MECHANISMS AND KINETICS OF ANAEROBIC ABIOTIC AND NITRATE-DEPENDENT BACTERIAL U(IV) OXIDATION

A common strategy used to remove uranium from groundwater is promoting U(VI) reduction and precipitation of U(IV) as uraninite (UO_2(s)) in contaminated aquifers. However, microbially mediated, nitrate-dependent UO_2(s) oxidation under anaerobic conditions may lead to re-mobilization of dissolved U(VI). Anaerobic oxidation of UO_2(s) may proceed by different pathways: abiotic, direct (enzymatic) biotic, or coupled biotic-abiotic. To elucidate the key biotic and abiotic mechanisms underlying UO_2(s) oxidation, flow-through column experiments were carried out with and without addition of Thiobacillus denitrificans. This bacterium contains c-type cytochromes that are thought to be the primary catalysts for anaerobic, nitrate-dependent UO_2(s). Biogenic UO₂(s) was synthesized under anaerobic conditions. Mixtures of biogenic UO_2(s) and quartz, with and without T. denitrificans, were packed into 1-mL or 5-mL polypropylene columns, resulting in an initial porosity of 0.33. Flow was directed upward in the experiments to avoid the presence of N₂ bubbles. The flow rates were controlled with an HPLC pump at flow rates of 0.060 - 0.075 mL/min. Columns were eluted for 100 – 500 pore volumes. Oxidation experiments were carried out in the dark at 25±2ºC in an anaerobic glove box (10%H₂, 90%N₂) in buffered solution (MOPS, pH ~ 7.2). Abiotic oxidation of UO_2(s) by nitrate (1-20 mM) was slow under abiotic conditions. Experiments with nitrite led to higher dissolved U release rates. In the presence of T. dentrificans and nitrate, higher oxidation rates were observed compared with abiotic controls, suggesting that T. dentrificans catalyzed the oxidative dissolution of UO_2(s).
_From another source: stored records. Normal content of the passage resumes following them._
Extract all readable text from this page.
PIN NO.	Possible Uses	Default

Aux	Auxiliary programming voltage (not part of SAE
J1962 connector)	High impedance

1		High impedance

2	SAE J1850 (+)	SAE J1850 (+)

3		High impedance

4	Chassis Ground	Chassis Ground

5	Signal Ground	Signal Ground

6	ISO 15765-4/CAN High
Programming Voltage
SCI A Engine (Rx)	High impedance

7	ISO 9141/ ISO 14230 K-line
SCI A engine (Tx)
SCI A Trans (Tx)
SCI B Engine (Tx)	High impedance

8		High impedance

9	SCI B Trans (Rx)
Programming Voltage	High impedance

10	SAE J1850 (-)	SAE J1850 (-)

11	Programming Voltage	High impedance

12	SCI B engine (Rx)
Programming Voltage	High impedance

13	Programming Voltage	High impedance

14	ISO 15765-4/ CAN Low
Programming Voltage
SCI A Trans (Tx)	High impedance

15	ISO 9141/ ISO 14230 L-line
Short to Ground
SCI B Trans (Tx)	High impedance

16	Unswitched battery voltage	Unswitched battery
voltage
Characterization of solids before and after reaction by synchrotron X-ray absorption spectroscopy and scanning transmission X-ray microscopy (STXM) showed that some uranium is retained in the column as U(VI) (sorbed or as a new precipitate). Our results suggest that U(IV) oxidation results from a combination of abiotic nitrite oxidation (from microbiological nitrate reduction) and direct biotic oxidation by T. denitrificans. Reactive transport modeling including equilibrium (aqueous complexation, sorption) and kinetic reactions are used to link molecular-scale mechanisms to macroscopic-scale observations.